In stage six Joana would be working with her SW to understand why the crisis situation was so distressing. Finding a way to manage the situation and formulating an action plan that works for her, so that she can reach her goals and would feel empowered. In the final stage the SW has to make sure that Joanna would feel able to return if further problems arise and establish an action plan for Joanna and family, to help them indentify likely stressful points in the future.
During this process, the SW should remain self aware of own biases and vulnerabilities and recognize how these could have an impact on her own judgment and actions. Payne, (1996, p 43) quotes that ‘the term intervention is oppressive. It indicates the moral and political authority of the social worker to invade the social territories of service users. Even though Joanna presented herself for help, she could still see this intervention as being intrusive; this may oppress her and make her feel powerless. She has had the main role of the parent and house keeper in the family and may feel that these have been taken away from her.
Joanna may feel detached from her family and internalize the problem, and may not focus on the situation; instead she may focus on the intrusion. So the SW may not get a true picture of her feelings and may interpret things wrongly and make assumptions. Crisis intervention can be seen as oppressive at times as it demands quick answers in a short time frame. Therefore not taking into consideration different culture background which may see this as questioning and make them feel discriminated against.
In conclusion both try to improve peoples capacity to deal with life problems. Crisis intervention uses practical tasks to help people readjust; they place great importance in the emotional response to the crises and the chances of peoples capacity to manage their everyday problems in the future. Task-centred work focuses on performances in practical tasks which will resolve particular problems. Success in achieving tasks helps emotional problems. Crisis intervention has a theory of origin of life difficulties. Task-centred work takes problems as given, to be resolved pragmatically. Payne (2005)

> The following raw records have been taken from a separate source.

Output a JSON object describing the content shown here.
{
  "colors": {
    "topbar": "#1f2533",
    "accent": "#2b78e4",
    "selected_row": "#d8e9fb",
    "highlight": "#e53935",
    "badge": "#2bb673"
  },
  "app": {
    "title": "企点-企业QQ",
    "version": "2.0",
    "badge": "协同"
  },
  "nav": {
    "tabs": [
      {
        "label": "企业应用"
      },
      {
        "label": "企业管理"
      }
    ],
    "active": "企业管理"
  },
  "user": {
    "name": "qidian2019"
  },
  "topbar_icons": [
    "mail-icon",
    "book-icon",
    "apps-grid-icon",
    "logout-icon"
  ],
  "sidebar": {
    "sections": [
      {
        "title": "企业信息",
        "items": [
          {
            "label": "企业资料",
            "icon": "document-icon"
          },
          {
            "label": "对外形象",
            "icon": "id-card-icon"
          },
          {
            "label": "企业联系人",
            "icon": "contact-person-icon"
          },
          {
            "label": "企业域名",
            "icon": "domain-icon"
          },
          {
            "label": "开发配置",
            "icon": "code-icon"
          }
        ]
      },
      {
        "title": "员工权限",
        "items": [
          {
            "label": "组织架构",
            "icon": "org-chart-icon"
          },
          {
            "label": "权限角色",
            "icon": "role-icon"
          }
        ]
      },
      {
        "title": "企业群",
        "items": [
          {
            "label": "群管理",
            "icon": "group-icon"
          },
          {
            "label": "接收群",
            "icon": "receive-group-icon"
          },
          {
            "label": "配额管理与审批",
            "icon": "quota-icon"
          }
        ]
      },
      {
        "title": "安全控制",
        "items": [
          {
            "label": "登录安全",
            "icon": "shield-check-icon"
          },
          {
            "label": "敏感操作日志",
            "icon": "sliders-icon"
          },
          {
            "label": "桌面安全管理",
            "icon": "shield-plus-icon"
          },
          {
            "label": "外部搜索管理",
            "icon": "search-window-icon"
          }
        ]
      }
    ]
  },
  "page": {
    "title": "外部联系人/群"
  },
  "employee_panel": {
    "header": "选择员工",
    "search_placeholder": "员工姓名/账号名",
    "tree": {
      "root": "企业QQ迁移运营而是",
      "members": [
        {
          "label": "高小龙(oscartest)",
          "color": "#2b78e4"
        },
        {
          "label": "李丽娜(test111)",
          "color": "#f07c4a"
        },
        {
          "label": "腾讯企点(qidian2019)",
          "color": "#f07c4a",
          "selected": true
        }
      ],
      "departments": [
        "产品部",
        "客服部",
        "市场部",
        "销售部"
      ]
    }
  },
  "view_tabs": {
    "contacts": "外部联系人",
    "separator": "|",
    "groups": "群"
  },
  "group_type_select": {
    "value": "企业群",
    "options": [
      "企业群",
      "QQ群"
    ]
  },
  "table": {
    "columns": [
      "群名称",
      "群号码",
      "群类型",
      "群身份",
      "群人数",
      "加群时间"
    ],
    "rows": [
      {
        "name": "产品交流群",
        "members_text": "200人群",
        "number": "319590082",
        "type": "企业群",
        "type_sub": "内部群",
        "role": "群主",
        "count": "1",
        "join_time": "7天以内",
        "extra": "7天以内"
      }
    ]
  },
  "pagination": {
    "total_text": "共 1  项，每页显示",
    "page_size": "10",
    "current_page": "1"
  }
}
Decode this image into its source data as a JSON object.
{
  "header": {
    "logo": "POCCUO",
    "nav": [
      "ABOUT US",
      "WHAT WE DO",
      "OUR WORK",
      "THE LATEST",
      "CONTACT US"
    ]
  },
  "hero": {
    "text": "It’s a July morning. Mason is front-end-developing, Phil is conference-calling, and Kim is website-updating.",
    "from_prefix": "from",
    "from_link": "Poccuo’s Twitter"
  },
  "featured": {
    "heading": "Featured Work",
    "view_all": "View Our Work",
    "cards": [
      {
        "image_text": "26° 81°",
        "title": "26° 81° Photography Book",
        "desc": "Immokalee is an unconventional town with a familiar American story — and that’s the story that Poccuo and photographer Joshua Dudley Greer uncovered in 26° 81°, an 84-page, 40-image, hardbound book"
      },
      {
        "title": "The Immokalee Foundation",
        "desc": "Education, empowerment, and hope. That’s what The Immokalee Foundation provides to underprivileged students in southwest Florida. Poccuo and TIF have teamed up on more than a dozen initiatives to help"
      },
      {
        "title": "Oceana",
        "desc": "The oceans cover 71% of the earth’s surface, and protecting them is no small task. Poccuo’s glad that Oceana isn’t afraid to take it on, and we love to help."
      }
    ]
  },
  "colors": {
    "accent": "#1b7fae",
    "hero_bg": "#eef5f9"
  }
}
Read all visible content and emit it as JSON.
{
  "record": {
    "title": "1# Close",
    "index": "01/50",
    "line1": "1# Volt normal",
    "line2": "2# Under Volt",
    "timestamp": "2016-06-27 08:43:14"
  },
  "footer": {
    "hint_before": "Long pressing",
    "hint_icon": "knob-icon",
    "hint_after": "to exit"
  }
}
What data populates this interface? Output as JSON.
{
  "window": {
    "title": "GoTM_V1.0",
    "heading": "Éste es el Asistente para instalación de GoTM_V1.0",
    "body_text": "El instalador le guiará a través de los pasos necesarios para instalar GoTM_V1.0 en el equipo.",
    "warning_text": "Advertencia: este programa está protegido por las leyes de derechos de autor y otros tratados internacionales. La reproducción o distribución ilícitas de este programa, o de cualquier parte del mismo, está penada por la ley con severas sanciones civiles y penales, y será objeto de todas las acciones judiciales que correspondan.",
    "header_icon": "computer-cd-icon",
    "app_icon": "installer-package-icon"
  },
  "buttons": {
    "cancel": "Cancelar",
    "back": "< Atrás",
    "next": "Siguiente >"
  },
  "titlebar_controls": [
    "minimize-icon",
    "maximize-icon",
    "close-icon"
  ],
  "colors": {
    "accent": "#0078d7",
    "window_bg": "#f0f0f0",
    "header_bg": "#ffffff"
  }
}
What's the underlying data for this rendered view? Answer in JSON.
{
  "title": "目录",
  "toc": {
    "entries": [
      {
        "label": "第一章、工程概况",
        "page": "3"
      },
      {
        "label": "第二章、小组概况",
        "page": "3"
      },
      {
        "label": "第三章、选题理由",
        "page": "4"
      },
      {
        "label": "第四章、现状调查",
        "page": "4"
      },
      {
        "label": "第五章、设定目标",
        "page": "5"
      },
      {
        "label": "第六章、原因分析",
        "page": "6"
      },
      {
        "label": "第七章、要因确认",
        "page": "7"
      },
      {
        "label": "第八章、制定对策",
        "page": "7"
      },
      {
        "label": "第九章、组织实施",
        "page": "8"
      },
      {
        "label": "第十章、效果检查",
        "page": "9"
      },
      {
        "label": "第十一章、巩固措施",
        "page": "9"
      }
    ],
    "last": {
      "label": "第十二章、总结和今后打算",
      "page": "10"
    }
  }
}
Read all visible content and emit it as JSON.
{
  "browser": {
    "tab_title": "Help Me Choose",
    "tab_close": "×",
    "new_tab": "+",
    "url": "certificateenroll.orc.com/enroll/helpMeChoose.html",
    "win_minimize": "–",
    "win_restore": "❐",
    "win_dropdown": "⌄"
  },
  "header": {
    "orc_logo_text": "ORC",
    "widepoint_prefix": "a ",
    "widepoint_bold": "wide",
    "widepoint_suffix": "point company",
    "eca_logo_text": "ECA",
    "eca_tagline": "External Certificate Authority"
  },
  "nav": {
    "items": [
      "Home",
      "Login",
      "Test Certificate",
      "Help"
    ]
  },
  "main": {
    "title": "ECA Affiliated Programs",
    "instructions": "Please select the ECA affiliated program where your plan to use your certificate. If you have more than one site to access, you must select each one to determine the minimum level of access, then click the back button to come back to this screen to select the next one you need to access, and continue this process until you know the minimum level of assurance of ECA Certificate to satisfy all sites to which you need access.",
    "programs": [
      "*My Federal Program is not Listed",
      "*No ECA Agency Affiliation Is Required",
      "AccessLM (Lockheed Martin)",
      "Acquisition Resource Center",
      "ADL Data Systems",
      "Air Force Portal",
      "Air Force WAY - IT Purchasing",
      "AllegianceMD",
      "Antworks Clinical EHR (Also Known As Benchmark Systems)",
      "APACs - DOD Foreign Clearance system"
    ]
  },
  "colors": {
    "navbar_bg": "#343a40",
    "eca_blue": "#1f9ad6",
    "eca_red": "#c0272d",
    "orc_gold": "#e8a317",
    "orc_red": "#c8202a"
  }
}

In summary, I have discussed task-centred and crisis intervention approaches and identified that despite their different origins and differing emphasis, both these approaches have a role to play in promoting the anti-oppressive approach in SW practice by restoring as much control as possible and validating and celebrating strengths. They both reject the long term intervention of psychodynamic work which makes the service-user more dependent on the worker. Both theories promote the time limited and more focused way of working with service-users. Although the approaches have limitations, they provide frameworks for SW to engage with the service-users in the most effective way.